LIKE WORKING TWO JOBS? lIKE NOT BEING ABLE TO BUY THAT CAR, TAKE THAT VACATION, OR SEND YOUR CHILD TO A DECENT UNIVERSITY? LIKE KNOWING THERE ARE CEOs OUT THERE MAKING 300 TIMES AS MUCH AS YOU, PAYING LITTLE OR NO TAXES, LIVING A LIFE OF WORRY-FREE COMFORT AND LUXURY WHILE YOU HAVE TO SWEAT AND FRET FROM PAYCHECK TO PAYCHECK?
Thank the conservative Republicans and their "government hands-off, free market economics" for that. YOU'D BETTER THINK TWICE ABOUT VOTING FOR A REPUBLICAN OR TEA PARTY CANDIDATE ON NOVEMBER 2. THEY'RE THE REASON THINGS ARE SO TOUGH RIGHT NOW, AND THEY'LL NEVER GO TO BAT FOR YOU...THEY'RE FAR MORE INTERESTED IN PROTECTING BIG BUSINESS AND BIG MONEY BY WEAKENING YOUR GOVERNMENT!

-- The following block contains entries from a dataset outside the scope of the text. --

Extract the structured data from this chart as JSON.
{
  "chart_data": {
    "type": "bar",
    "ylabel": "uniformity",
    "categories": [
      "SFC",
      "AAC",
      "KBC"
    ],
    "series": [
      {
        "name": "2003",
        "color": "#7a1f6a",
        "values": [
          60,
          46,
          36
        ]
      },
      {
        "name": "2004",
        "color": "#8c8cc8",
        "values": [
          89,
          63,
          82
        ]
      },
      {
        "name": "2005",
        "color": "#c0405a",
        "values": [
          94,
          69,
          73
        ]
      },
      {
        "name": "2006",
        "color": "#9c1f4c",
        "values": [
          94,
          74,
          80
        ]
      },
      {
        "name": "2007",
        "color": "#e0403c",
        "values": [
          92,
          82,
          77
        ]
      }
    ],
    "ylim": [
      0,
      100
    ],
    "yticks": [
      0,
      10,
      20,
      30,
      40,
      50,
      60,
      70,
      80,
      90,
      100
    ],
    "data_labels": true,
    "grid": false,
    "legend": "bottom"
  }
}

Remember, they'll just do more to make the rich even richer and you even poorer. Remember, too, that THE GOVERNMENT IS NOT YOUR ENEMY. THOSE WHO WANT TO GIVE THE WEALTHY AND BIG BUSINESS FREE REIN AND CONTINUED AND EVEN EXPANDED TAX CUTS ARE YOUR ENEMY, AND THEY ARE CONSERVATIVE REPUBLICANS AND TEA PARTY CANDIDATES!
VOTING FOR A REPUBLICAN OR TEA PARTY CANDIDATE IS COMMITTING ECONOMIC SUICIDE. THOSE PARTIES WILL AID ONLY WEALTHY INDIVIDUALS AND CORPORATIONS, NOT YOU OR YOUR FAMILY.THE SQUEEZE IS ON, AND IT'S UP TO YOU TO PUSH BACK BY VOTING AGAINST THESE PEOPLE ON NOVEMBER 2!